Joseph O (Feb 18 2022 at 02:23):

I was playing around with it a bit but I was not able to fix it

Siddhartha Gadgil (Feb 18 2022 at 02:45):

Is the following what you want (slight tweak of @Arthur Paulino's code).

@[inline] def averageBy
    [Add α] [HDiv α Nat α] [HAdd α α $ outParam α] [Inhabited α] [OfNat α 0]
    (projection: β  α) : List β   α
  | [] => panic! "invalid argument exception: may not provide empty list"
  | xs =>
    let sum : α := xs.foldr (fun x y => (projection x) + y) 0
    let length := xs.length
    sum / length

Arthur Paulino (Feb 18 2022 at 02:46):

Was about to post almost the same thing

Yakov Pechersky (Feb 18 2022 at 02:46):

Is the inhabited instance being used for panic!?

Arthur Paulino (Feb 18 2022 at 02:47):

@Joseph O note that if you want to use projection on the elements of xs, then they must be of type β. Hence the return type List β → α.

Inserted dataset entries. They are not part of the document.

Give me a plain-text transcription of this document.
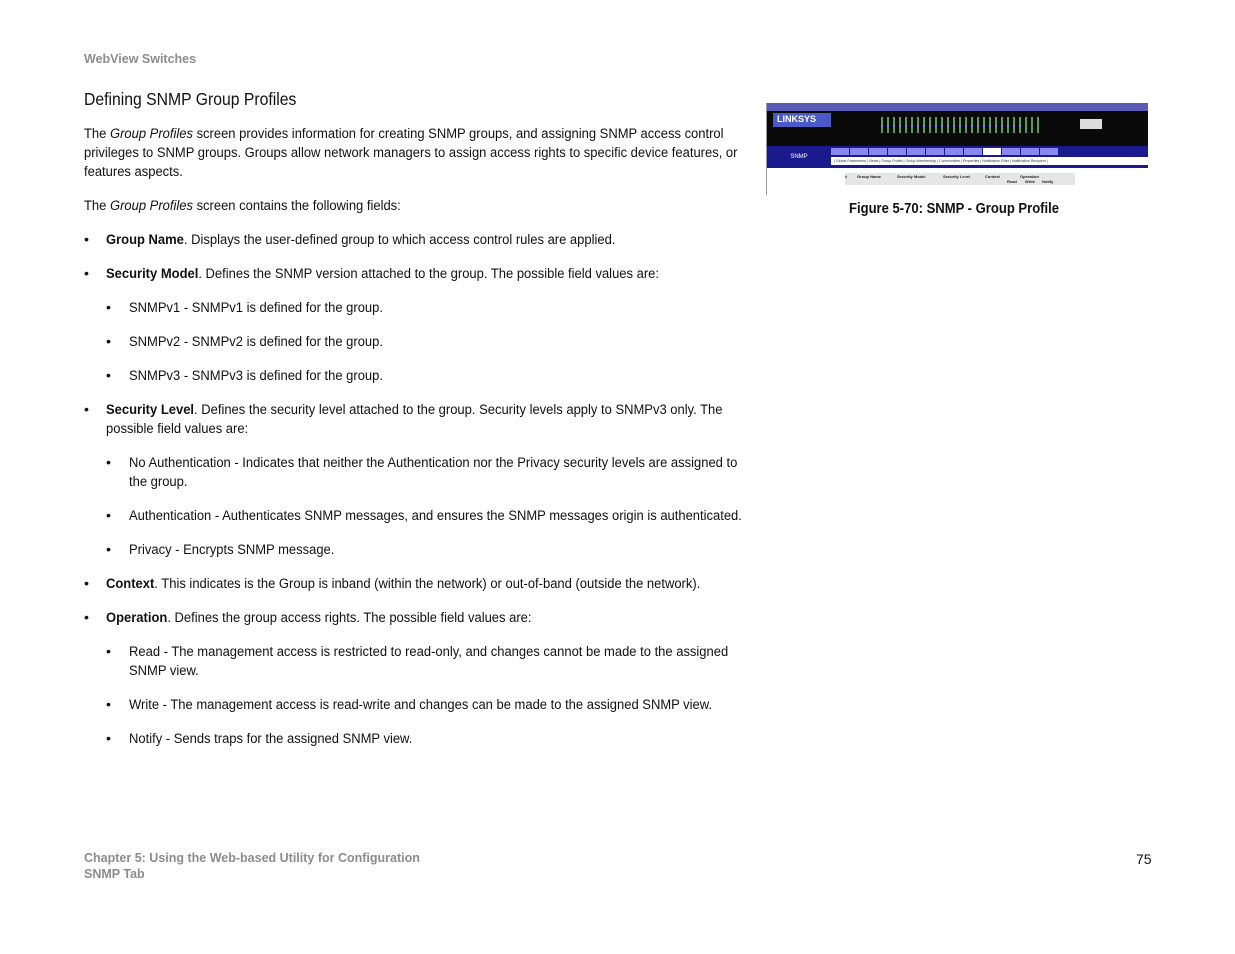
WebView Switches
Defining SNMP Group Profiles

The Group Profiles screen provides information for creating SNMP groups, and assigning SNMP access control privileges to SNMP groups. Groups allow network managers to assign access rights to specific device features, or features aspects.

The Group Profiles screen contains the following fields:

• Group Name. Displays the user-defined group to which access control rules are applied.
• Security Model. Defines the SNMP version attached to the group. The possible field values are:
• SNMPv1 - SNMPv1 is defined for the group.
• SNMPv2 - SNMPv2 is defined for the group.
• SNMPv3 - SNMPv3 is defined for the group.
• Security Level. Defines the security level attached to the group. Security levels apply to SNMPv3 only. The possible field values are:
• No Authentication - Indicates that neither the Authentication nor the Privacy security levels are assigned to the group.
• Authentication - Authenticates SNMP messages, and ensures the SNMP messages origin is authenticated.
• Privacy - Encrypts SNMP message.
• Context. This indicates is the Group is inband (within the network) or out-of-band (outside the network).
• Operation. Defines the group access rights. The possible field values are:
• Read - The management access is restricted to read-only, and changes cannot be made to the assigned SNMP view.
• Write - The management access is read-write and changes can be made to the assigned SNMP view.
• Notify - Sends traps for the assigned SNMP view.
LINKSYS
SNMP
| Global Parameters | Views | Group Profile | Group Membership | Communities | Properties | Notification Filter | Notification Recipient |
# Group Name	Security Model	Security Level	Context	Operation
Read Write Notify
Figure 5-70: SNMP - Group Profile
Chapter 5: Using the Web-based Utility for Configuration
SNMP Tab
75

And the other issue was a misuse of foldr

Joseph O (Feb 18 2022 at 03:09):

Yakov Pechersky said:

Is the inhabited instance being used for panic!?

Yeah

Joseph O (Feb 18 2022 at 03:11):

Siddhartha Gadgil said:

Is the following what you want (slight tweak of Arthur Paulino's code).

@[inline] def averageBy
    [Add α] [HDiv α Nat α] [HAdd α α $ outParam α] [Inhabited α] [OfNat α 0]
    (projection: β  α) : List β   α
  | [] => panic! "invalid argument exception: may not provide empty list"
  | xs =>
    let sum : α := xs.foldr (fun x y => (projection x) + y) 0
    let length := xs.length
    sum / length

well that works. I see what the type mismatches were

Joseph O (Feb 18 2022 at 03:12):

Small thing, what was wrong with the misuse of foldr? I didn't really understand the fix

Siddhartha Gadgil (Feb 18 2022 at 03:16):

The type of the result had to be specified, otherwise lean inferred it was β.

Siddhartha Gadgil (Feb 18 2022 at 03:17):

In the original code, the main mistake was that you were taking a projection of the accumulator for the sum, not only the entries of the list.

Arthur Paulino (Feb 18 2022 at 03:30):

Yeah, and the accumulator was already of type α

Joseph O (Feb 18 2022 at 03:31):

Ah I see


Last updated: Dec 20 2023 at 11:08 UTC